Das hat mir sehr gut getan. Trotzdem war es nicht leicht für mich und ich war sehr erschöpft zwischendurch. Die Koordination aller Dinge, laute Geräusche fielen mir sehr schwer und ich bin auch heute noch viel Geräuschempfindlicher und schreckhafter.
Mein Chef schaute mich skeptisch an und ich merkte seine Zweifel die ich auch teilen konnte.
Hatte einen MRT-Kontrolltermin. Ärzte waren sich nicht sicher ob das Aneurysma völlig verschlossen war. So stand wieder ein Termin im Krankenhaus mit Hirnangiographie an, dessen Ergebnis sehr entscheidend war. Zum Glück war alles Positiv.
Das alle ist jetzt genau 1 ½ Jahre her. Seit dem Arbeite ich wieder 100%.
Leute die ich lange nicht gesehen habe, würden mir nie anmerken das ich schwer krank war und mein Leben auf der Kippe stand.
Es ist ein Wunder geschehen. In dem Moment als ich dachte ''Ich glaube ich muss jetzt sterben.'' war Gott bei mir. Er hat mich getragen, auf mich aufgepasst und mich begleitet durch die schwere Zeit und mir Mut gemacht.

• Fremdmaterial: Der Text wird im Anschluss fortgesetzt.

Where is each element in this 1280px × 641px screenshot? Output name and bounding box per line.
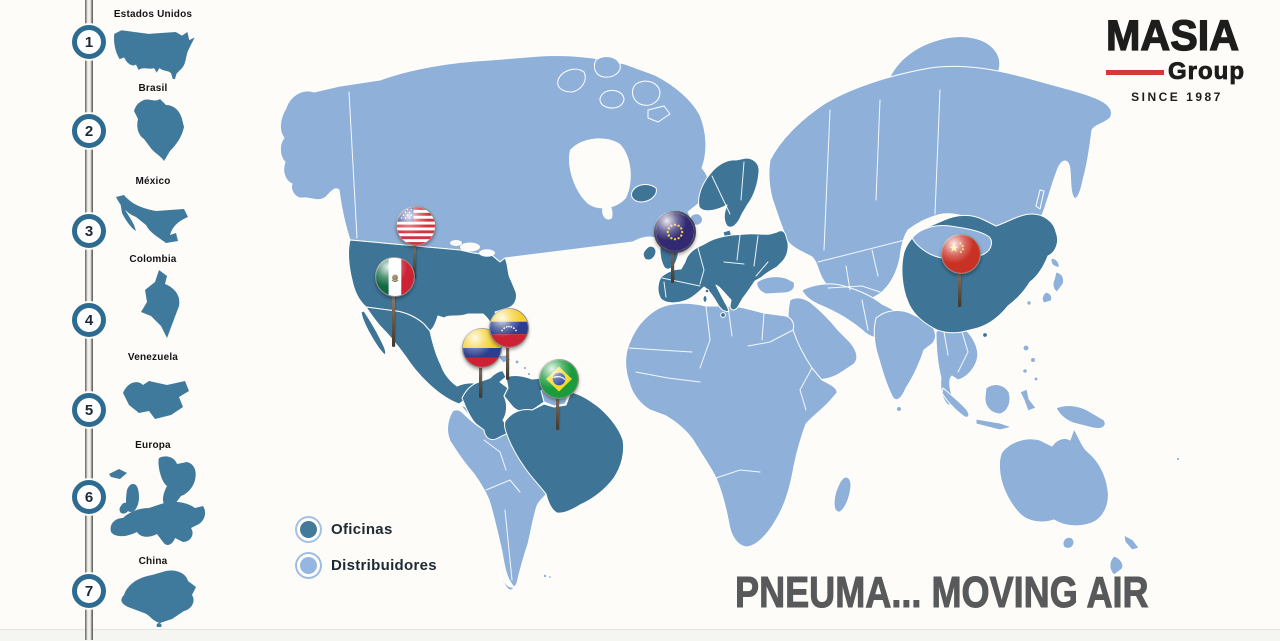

Ich bin seither so dankbar, hab keine Angst mehr vor dem Tod, ich vertraue in die Situation, ins Leben und gebe gerne meine Erfahrungen an andere weiter.
Kranke Menschen, für die ich jetzt noch mehr Verständnis habe.
Ich Lebe jetzt mein Zweites Leben und das besteht aus den kleinen Momenten wie: ein Sonnenaufgang, das glitzern des Wassers , die Wolken, das Grüne der Natur, die Stille usw.
Ich möchte mich bedanken bei meinem Freund, meinen Eltern und meiner Schwester die in dieser Schweren Zeit für mich aber vor allem für meinen Sohn da waren.
Das werde ich euch nie vergessen.
Größten Respekt und dank erhält die Neurochirurgische Intensivstation der Uniklinik Heidelberg (Kopfklinik). Was hier tagtäglich geleistet wird ist einfach sagenhaft und nicht bezahlbar.